A financial adviser who took on mining magnate Gina Rinehart by campaigning for a crowd-funded bid for the buyout of Kidman Station has run foul of the corporate watchdog for alleged misrepresentations.
Interprac-registered financial adviser Steve Burgin, who worked with fractional property investment group DomaCom, has been made to take down his personal website following concerns by the Australian Securities and Investments Commission.
Mr Burgin's website made claims that participants in the crowdfunding campaign for Kidman Station being run by DomaCom would be entitled to the benefits of direct land ownership by owning a certain number of acres of the station.
Actually, the investors would own units in a fund that owned the station, which is not the same as directly owning the land.
Mr Burgin also made statements that he was a "Senior ASIC Licensed Adviser" and an "ASIC Licensed Fractional Property Consultant".
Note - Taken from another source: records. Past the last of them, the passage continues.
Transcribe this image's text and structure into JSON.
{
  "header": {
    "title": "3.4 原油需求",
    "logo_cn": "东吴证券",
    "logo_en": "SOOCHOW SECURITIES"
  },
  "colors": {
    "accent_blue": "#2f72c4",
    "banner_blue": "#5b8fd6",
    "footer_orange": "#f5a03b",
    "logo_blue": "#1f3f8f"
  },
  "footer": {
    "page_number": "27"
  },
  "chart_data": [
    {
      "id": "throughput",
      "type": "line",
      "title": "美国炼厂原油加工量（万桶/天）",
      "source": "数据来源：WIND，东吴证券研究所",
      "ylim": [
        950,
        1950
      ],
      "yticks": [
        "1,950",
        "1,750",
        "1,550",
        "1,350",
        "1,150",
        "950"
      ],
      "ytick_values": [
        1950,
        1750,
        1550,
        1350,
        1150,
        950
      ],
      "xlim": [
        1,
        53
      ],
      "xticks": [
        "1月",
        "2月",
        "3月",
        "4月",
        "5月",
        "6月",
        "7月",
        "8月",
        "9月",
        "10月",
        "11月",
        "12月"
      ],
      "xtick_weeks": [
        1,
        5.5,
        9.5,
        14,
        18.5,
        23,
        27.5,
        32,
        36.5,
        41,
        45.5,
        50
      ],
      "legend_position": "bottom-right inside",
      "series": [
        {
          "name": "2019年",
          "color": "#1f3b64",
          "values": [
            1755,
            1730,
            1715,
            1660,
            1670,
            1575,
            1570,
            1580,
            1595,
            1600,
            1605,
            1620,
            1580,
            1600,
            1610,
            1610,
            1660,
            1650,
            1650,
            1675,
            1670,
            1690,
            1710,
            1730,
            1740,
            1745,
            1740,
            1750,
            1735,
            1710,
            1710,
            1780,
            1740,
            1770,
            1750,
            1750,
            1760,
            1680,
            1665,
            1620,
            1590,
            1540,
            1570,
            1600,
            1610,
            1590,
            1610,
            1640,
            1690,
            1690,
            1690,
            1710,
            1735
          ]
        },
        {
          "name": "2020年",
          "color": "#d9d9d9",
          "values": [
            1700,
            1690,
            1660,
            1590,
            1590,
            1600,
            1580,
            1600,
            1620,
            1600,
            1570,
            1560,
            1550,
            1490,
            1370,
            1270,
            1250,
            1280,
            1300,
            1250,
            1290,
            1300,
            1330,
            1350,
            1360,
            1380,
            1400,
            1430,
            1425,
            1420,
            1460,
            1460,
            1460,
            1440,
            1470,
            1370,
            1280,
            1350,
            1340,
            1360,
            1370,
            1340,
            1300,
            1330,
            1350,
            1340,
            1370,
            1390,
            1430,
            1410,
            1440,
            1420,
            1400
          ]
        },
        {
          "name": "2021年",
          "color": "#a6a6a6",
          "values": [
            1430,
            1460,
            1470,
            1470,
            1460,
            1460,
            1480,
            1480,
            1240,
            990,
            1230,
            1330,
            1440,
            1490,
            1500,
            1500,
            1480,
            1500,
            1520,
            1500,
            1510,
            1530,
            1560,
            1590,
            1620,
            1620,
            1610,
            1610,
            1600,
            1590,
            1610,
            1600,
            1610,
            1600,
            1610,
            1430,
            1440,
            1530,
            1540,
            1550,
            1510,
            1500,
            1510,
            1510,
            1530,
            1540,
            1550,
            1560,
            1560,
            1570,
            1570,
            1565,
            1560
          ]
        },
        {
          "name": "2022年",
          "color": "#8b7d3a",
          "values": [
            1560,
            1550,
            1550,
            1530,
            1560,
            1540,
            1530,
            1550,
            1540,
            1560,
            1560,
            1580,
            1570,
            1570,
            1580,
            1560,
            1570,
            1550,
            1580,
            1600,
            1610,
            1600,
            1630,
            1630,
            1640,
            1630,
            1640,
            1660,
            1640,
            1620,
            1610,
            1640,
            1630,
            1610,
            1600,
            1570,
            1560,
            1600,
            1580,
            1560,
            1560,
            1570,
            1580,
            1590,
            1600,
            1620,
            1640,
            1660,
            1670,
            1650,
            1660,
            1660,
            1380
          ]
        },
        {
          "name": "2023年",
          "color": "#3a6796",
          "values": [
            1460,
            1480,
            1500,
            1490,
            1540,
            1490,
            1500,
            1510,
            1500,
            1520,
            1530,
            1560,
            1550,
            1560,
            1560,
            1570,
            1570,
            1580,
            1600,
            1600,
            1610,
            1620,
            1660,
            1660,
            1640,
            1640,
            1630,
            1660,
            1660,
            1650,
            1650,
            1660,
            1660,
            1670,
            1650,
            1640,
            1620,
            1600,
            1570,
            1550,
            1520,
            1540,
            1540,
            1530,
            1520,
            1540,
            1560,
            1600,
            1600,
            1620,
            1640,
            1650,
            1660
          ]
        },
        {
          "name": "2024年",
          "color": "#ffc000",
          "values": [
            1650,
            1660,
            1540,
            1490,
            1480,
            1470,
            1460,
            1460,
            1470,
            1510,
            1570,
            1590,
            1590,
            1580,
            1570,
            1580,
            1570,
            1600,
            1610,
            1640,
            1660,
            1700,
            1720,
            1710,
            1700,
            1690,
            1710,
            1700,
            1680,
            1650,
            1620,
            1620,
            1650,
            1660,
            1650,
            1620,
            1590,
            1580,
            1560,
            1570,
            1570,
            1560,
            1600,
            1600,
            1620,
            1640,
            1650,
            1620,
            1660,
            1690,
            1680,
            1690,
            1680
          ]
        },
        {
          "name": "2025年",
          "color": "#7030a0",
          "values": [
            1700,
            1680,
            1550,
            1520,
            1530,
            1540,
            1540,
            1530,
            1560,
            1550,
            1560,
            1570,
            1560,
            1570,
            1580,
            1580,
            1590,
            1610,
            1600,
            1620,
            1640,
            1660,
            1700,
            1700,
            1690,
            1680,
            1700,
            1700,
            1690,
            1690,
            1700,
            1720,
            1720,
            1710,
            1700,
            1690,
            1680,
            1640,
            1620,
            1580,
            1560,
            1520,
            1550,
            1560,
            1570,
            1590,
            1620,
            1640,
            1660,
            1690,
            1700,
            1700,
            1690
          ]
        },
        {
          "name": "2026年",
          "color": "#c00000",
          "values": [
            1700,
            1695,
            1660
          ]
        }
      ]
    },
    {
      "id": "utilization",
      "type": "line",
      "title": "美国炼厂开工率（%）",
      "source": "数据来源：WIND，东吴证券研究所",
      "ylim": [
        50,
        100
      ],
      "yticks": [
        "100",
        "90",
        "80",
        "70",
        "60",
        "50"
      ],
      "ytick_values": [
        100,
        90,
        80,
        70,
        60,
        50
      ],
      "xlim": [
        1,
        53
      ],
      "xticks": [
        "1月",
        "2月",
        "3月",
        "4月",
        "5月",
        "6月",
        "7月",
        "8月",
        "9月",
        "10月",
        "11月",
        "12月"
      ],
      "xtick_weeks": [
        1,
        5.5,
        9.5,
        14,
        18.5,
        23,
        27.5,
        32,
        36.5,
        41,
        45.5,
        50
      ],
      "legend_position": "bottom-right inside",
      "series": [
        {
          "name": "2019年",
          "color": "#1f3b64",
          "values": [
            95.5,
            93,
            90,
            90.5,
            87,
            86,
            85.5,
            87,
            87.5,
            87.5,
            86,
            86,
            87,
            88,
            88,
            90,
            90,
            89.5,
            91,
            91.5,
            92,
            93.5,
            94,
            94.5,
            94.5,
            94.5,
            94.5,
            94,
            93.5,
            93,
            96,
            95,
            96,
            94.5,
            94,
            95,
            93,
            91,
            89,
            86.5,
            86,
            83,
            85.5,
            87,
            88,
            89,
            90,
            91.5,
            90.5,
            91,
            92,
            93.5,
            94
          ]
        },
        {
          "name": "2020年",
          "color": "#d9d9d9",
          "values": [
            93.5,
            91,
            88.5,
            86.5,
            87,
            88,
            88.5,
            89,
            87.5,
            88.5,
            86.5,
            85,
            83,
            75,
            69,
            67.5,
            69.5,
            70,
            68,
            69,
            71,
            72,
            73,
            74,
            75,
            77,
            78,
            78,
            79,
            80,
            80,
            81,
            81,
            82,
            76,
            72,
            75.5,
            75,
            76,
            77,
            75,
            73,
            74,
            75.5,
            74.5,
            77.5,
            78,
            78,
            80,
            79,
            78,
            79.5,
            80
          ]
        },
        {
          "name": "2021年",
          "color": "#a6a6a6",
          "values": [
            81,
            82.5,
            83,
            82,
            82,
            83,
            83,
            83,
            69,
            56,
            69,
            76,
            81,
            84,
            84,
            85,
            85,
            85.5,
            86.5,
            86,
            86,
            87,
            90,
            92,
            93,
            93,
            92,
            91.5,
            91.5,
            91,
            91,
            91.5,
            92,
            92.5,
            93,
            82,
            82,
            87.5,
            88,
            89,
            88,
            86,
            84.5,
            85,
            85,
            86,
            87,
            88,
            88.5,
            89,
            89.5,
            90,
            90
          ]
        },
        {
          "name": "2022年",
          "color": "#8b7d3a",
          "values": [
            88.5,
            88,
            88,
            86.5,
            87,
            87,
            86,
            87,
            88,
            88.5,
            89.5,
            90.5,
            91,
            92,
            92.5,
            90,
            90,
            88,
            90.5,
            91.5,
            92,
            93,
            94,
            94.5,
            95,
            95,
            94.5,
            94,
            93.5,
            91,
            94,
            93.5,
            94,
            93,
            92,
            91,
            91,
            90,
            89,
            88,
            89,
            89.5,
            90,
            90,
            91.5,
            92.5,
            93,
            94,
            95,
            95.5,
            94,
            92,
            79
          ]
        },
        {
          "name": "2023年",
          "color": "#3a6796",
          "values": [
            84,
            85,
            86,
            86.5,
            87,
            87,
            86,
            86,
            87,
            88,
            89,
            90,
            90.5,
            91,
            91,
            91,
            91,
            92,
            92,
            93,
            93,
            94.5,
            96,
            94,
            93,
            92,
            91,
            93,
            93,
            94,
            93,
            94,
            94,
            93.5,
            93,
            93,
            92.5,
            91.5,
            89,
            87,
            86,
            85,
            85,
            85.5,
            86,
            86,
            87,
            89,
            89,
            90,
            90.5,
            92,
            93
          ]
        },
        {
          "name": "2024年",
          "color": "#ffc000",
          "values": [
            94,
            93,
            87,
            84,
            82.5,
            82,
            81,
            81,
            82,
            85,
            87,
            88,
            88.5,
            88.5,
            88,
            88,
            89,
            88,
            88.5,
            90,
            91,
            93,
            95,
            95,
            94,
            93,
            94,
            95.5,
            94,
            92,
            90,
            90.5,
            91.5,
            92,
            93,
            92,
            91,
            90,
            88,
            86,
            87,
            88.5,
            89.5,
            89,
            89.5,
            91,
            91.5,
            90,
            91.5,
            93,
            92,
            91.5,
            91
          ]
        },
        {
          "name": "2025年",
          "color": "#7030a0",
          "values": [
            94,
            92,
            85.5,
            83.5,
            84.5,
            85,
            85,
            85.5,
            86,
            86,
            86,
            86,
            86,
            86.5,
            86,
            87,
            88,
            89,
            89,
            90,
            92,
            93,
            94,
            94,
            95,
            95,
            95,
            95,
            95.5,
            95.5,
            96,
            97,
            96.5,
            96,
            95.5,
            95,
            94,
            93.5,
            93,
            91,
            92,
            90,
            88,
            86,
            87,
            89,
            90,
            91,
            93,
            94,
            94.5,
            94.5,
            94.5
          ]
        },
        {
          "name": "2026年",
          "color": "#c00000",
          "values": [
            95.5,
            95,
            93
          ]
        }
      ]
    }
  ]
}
However, ASIC said neither of these approvals is available or possible as ASIC does not license individual advisers.
Instead, advisers are authorised under a licensee who is registered with ASIC.
ASIC took no formal action against Mr Burgin apart from requesting the site be taken down.
Interprac's national compliance manager Michael Butler told Fairfax Media the issue with Mr Burgin's website had been fixed in November.
According to DomaCom's website Mr Burgin started work in financial planning in 1986 after working in real estate in Brighton.
The description also lauds Mr Burgin's career as a former commando in the Australian Special Forces.
"There was no client facing breach [of the Corporations Act]," Mr Butler said.
Mr Butler confirmed Mr Burgin was still an authorised representative of Interprac. ASIC made no findings of inappropriate activity by Interprac.
DomaCom chief executive Arthur Naoumidis said the company was still affiliated with Mr Burgin.
"His use of English to explain the crowdfunding campaign was a little poor. He said that if you invest you acquire a few acres of Kidman," Mr Naoumidis said.
He said that it was "embarrassing wording" but Mr Burgin was a good adviser and it should have been picked up by Mr Burgin's compliance programs.
Fairfax Media was unable to reach Mr Burgin through his now defunct website. A message was left for him with Mr Butler.
A consortium made up of Mrs Rinehart's private companies and Chinese joint venture partner Shanghai CRED snapped up the station as part of its acquisition of cattle company S.Kidman & Co last year for $386.5 million.
Part of DomaCom's pitch to investors was for an all-Australian buyout of Kidman. The campaign was ultimately trumped by Mrs Rinehart's consortium.